The pulmonary circulation changes rapidly at birth to adapt to extrauterine life. The neonate is at high risk of developing pulmonary hypertension, a common cause being perinatal hypoxia. Smooth muscle K+ channels have been implicated in hypoxic pulmonary vasoconstriction in adults and O2-induced vasodilation in the fetus, channel inhibition being thought to promote Ca2+ influx and contraction. We investigated the K+ currents and membrane potentials of pulmonary artery myocytes during development, in normal pigs and pigs exposed for 3 days to hypoxia, either from birth or from 3 days after birth. The main finding is that cells were depolarized at birth and hyperpolarized to the adult level of -40 mV within 3 days. Hypoxia prevented the hyperpolarization when present from birth and reversed it when present from the third postnatal day. The mechanism of hyperpolarization is unclear but may involve a noninactivating, voltage-gated K+ channel. It is not caused by increased Ca2+-activated or delayed rectifier current. These currents were small at birth compared with adults, declined further over the next 2 wk, and were suppressed by exposure to hypoxia from birth. Hyperpolarization could contribute to the fall in pulmonary vascular resistance at birth, whereas the low K+-current density, by enhancing membrane excitability, would contribute to the hyperreactivity of neonatal vessels. Hypoxia may hinder pulmonary artery adaptation by preventing hyperpolarization and suppressing K+ current.
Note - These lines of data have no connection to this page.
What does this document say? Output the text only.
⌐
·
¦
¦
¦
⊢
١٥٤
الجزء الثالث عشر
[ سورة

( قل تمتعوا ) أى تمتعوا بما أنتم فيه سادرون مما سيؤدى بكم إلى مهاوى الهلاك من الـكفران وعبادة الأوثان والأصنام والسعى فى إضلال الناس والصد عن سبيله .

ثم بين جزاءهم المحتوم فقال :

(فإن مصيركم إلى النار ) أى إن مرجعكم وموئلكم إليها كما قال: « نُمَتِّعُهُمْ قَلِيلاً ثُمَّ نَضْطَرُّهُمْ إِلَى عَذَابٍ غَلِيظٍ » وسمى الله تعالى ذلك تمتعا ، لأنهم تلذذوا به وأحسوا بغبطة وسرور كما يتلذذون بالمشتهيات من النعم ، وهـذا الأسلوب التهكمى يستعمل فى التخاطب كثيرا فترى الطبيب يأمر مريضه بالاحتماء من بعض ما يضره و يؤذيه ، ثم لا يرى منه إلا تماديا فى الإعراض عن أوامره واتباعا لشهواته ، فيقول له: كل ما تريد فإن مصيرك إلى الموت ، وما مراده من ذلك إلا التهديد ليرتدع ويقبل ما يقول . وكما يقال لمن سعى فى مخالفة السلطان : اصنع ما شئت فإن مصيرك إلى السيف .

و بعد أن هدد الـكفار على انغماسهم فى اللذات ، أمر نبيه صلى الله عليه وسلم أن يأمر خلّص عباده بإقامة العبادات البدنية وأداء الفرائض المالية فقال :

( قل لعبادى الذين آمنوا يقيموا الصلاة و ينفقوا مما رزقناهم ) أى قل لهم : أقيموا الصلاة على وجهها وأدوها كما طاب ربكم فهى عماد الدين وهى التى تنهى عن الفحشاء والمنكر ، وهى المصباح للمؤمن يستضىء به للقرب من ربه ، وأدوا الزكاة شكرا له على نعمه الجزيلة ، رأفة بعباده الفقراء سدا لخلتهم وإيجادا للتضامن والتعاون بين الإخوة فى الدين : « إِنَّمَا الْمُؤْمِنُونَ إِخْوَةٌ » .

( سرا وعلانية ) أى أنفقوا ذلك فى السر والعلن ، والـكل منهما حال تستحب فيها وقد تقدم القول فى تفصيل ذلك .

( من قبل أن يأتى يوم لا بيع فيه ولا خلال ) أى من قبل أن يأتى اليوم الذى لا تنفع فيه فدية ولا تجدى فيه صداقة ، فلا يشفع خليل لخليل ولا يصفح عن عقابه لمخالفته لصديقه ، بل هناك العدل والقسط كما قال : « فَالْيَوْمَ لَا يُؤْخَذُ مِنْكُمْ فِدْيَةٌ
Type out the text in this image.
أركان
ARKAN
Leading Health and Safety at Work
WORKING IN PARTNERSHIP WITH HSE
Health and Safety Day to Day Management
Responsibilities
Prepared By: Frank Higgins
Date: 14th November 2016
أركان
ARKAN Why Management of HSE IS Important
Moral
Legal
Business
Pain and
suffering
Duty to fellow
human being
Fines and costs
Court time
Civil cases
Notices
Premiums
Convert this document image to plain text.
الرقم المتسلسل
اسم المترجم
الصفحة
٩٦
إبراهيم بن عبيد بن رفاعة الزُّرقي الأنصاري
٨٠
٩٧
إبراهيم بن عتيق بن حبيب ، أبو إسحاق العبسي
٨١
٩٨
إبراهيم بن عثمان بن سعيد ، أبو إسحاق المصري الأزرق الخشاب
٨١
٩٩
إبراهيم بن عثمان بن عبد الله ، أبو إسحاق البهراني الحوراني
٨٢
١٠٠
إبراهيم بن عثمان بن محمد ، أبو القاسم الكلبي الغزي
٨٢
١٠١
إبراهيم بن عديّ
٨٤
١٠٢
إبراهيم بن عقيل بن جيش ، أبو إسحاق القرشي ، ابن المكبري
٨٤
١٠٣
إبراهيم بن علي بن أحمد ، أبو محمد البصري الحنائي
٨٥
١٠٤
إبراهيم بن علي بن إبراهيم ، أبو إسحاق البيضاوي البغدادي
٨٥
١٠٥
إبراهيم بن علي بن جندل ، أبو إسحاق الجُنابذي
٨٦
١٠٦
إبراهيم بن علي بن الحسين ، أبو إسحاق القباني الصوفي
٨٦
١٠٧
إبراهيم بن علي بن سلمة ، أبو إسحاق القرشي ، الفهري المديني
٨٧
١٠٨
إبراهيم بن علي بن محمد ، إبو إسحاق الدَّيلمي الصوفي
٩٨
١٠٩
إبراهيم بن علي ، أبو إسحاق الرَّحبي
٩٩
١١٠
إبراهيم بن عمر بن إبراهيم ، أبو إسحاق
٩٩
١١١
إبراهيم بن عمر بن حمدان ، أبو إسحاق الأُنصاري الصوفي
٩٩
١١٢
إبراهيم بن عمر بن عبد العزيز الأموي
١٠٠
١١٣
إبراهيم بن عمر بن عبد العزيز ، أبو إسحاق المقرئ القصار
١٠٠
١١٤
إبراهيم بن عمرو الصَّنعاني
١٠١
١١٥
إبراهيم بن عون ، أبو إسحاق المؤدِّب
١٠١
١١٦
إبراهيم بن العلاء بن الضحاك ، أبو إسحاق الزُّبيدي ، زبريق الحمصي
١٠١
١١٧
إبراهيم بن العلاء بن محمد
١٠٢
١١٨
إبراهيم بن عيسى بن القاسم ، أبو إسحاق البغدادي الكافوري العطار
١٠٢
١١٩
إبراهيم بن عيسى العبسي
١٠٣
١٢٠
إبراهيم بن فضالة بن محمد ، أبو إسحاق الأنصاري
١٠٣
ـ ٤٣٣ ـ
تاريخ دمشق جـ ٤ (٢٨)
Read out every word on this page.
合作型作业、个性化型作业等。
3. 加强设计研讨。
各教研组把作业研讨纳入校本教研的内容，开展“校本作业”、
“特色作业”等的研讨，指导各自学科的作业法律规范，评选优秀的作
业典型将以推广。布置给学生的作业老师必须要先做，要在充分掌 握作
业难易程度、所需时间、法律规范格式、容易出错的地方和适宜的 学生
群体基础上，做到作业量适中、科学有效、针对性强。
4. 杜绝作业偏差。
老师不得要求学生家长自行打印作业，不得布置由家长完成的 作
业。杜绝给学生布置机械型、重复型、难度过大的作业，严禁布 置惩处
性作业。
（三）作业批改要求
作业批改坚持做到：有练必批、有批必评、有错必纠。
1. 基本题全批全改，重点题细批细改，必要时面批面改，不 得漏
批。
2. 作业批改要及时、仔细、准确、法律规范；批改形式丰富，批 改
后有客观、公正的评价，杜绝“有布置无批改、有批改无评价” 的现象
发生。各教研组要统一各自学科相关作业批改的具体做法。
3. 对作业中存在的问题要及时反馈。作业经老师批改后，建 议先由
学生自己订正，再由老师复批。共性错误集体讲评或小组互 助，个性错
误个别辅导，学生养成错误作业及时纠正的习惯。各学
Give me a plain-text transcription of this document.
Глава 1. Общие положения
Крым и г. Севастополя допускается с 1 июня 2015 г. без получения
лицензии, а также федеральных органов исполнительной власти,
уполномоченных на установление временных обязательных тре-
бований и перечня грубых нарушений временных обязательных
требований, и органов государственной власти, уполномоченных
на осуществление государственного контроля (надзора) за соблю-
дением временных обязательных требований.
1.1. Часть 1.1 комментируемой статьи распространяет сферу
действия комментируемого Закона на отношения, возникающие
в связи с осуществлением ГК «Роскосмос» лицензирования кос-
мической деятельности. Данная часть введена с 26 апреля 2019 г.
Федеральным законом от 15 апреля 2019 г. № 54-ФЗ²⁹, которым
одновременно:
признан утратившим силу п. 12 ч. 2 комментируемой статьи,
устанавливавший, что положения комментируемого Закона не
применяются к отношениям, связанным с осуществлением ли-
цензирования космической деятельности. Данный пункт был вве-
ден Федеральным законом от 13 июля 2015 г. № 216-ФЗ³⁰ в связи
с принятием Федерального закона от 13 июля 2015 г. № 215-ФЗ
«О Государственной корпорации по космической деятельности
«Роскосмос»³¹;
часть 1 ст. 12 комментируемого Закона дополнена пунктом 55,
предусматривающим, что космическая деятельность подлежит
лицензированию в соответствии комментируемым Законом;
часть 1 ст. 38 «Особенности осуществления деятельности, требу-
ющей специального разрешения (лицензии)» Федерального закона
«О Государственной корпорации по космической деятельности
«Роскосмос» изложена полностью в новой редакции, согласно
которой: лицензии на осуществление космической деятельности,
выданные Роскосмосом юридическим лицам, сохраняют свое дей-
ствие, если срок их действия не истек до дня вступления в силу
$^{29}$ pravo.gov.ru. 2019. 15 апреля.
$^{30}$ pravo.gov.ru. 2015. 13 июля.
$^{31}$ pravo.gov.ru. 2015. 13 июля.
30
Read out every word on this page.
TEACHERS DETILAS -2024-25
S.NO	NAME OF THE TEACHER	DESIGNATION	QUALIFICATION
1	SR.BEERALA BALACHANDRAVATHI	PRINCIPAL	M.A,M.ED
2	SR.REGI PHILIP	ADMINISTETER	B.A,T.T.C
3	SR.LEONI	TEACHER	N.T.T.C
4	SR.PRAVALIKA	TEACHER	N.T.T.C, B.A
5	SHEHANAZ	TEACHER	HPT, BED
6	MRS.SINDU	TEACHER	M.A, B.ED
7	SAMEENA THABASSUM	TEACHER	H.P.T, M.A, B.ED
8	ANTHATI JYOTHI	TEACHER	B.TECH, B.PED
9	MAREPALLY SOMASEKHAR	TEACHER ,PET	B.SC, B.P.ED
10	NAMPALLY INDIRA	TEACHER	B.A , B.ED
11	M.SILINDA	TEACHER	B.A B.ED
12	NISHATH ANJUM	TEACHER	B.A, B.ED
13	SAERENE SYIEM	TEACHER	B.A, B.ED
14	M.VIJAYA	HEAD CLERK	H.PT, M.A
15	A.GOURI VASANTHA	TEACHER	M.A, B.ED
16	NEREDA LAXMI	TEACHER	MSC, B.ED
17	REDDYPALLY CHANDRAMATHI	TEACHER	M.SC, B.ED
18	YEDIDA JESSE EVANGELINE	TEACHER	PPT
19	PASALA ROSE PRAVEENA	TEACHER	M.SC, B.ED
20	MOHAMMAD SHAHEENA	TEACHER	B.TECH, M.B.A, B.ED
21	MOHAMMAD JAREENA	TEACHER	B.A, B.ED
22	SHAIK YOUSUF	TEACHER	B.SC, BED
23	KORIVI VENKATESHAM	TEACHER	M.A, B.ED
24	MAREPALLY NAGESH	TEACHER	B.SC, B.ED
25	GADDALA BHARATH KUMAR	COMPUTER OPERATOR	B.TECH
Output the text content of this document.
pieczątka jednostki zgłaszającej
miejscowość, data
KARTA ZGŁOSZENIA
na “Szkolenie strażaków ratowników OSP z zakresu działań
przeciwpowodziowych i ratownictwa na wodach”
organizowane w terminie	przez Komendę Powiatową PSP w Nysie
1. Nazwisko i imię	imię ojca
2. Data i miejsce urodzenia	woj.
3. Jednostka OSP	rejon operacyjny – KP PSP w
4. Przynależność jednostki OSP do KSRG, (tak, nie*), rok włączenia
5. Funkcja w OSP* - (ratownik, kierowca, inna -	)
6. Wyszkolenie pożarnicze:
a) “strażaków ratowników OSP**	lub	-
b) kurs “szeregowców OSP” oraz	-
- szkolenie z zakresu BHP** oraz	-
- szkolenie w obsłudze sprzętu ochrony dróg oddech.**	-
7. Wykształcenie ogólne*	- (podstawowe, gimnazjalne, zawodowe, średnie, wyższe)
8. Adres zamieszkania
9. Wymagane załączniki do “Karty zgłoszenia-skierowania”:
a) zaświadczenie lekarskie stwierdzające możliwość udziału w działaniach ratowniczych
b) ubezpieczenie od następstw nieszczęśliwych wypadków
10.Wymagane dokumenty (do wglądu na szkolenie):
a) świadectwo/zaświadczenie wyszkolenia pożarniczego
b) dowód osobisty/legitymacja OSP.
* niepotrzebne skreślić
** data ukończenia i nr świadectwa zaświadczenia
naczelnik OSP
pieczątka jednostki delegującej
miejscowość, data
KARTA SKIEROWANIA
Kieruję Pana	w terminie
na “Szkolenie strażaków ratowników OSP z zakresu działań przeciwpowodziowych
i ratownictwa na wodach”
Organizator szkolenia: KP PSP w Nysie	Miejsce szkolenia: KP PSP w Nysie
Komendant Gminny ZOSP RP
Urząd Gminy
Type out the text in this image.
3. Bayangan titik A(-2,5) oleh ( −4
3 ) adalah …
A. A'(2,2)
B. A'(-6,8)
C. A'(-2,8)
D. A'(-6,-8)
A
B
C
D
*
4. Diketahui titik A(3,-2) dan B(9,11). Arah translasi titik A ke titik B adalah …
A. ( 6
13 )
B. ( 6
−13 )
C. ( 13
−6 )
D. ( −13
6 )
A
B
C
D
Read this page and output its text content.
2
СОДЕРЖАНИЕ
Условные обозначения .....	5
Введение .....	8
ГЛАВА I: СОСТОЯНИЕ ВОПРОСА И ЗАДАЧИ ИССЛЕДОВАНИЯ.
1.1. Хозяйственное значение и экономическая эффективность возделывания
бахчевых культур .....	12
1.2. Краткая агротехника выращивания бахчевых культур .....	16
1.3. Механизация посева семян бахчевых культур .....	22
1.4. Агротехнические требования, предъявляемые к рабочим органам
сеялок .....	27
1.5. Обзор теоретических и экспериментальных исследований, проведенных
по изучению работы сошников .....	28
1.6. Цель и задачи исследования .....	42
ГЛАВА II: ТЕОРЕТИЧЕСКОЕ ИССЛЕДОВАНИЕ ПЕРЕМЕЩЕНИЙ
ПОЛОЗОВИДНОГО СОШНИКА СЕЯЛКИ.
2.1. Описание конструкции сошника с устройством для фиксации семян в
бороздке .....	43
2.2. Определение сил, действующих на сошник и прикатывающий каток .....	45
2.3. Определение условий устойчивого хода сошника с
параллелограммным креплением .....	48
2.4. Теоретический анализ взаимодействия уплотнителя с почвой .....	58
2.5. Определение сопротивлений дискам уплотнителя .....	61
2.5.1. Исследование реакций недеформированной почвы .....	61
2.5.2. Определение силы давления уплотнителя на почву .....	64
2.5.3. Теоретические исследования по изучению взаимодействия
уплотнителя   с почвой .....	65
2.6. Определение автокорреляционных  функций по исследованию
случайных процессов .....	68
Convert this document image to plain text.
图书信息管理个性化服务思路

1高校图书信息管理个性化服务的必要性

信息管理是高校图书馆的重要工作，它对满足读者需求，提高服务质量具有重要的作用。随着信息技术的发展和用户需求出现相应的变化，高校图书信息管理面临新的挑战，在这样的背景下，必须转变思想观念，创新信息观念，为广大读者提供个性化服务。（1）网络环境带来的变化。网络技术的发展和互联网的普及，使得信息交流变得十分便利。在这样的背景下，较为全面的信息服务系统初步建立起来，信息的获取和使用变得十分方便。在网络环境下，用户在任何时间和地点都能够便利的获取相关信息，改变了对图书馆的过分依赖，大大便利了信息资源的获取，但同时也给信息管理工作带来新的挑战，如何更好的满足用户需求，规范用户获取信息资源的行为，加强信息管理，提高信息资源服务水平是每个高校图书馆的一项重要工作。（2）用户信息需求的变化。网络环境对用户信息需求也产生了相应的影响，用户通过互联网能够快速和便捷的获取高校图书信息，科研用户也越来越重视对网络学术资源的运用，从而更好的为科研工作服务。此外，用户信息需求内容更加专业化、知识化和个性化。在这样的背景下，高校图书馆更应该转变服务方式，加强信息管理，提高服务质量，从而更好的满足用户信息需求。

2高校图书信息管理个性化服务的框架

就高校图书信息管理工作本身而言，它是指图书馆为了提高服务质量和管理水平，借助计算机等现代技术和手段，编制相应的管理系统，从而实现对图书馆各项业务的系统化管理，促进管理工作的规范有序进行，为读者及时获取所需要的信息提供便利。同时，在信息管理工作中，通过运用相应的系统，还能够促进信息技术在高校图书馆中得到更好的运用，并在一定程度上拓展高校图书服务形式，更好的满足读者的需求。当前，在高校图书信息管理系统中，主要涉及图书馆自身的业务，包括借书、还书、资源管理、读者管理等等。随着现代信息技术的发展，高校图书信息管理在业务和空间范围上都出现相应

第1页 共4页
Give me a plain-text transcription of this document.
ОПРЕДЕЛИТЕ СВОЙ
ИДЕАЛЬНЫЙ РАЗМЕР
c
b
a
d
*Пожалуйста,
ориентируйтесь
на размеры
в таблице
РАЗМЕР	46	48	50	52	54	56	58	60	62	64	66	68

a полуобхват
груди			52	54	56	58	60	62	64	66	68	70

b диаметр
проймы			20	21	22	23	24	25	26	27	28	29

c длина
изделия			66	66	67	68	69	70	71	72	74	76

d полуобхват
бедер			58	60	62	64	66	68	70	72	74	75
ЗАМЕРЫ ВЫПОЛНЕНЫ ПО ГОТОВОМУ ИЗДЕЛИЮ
出生时肺循环迅速变化以适应宫外生活。新生儿患肺动脉高压的风险很高,围产期缺氧是常见原因。平滑肌钾通道与成人的低氧性肺血管收缩及胎儿的氧诱导血管舒张有关,通道抑制被认为会促进钙离子内流和收缩。我们研究了正常猪以及出生时或出生后3天暴露于低氧环境3天的猪在发育过程中肺动脉肌细胞的钾电流和膜电位。主要发现是,细胞在出生时去极化,并在3天内超极化至成人水平的-40mV。出生时存在低氧会阻止超极化,而出生后第三天存在低氧则会使其逆转。超极化的机制尚不清楚,但可能涉及一种非失活的电压门控钾通道。它不是由钙激活电流或延迟整流电流增加引起的。与成人相比,这些电流在出生时较小,在接下来的2周内进一步下降,并且出生时暴露于低氧会抑制它们。超极化可能有助于出生时肺血管阻力的下降,而低钾电流密度通过增强膜兴奋性,会导致新生儿血管的高反应性。低氧可能通过阻止超极化和抑制钾电流来阻碍肺动脉适应。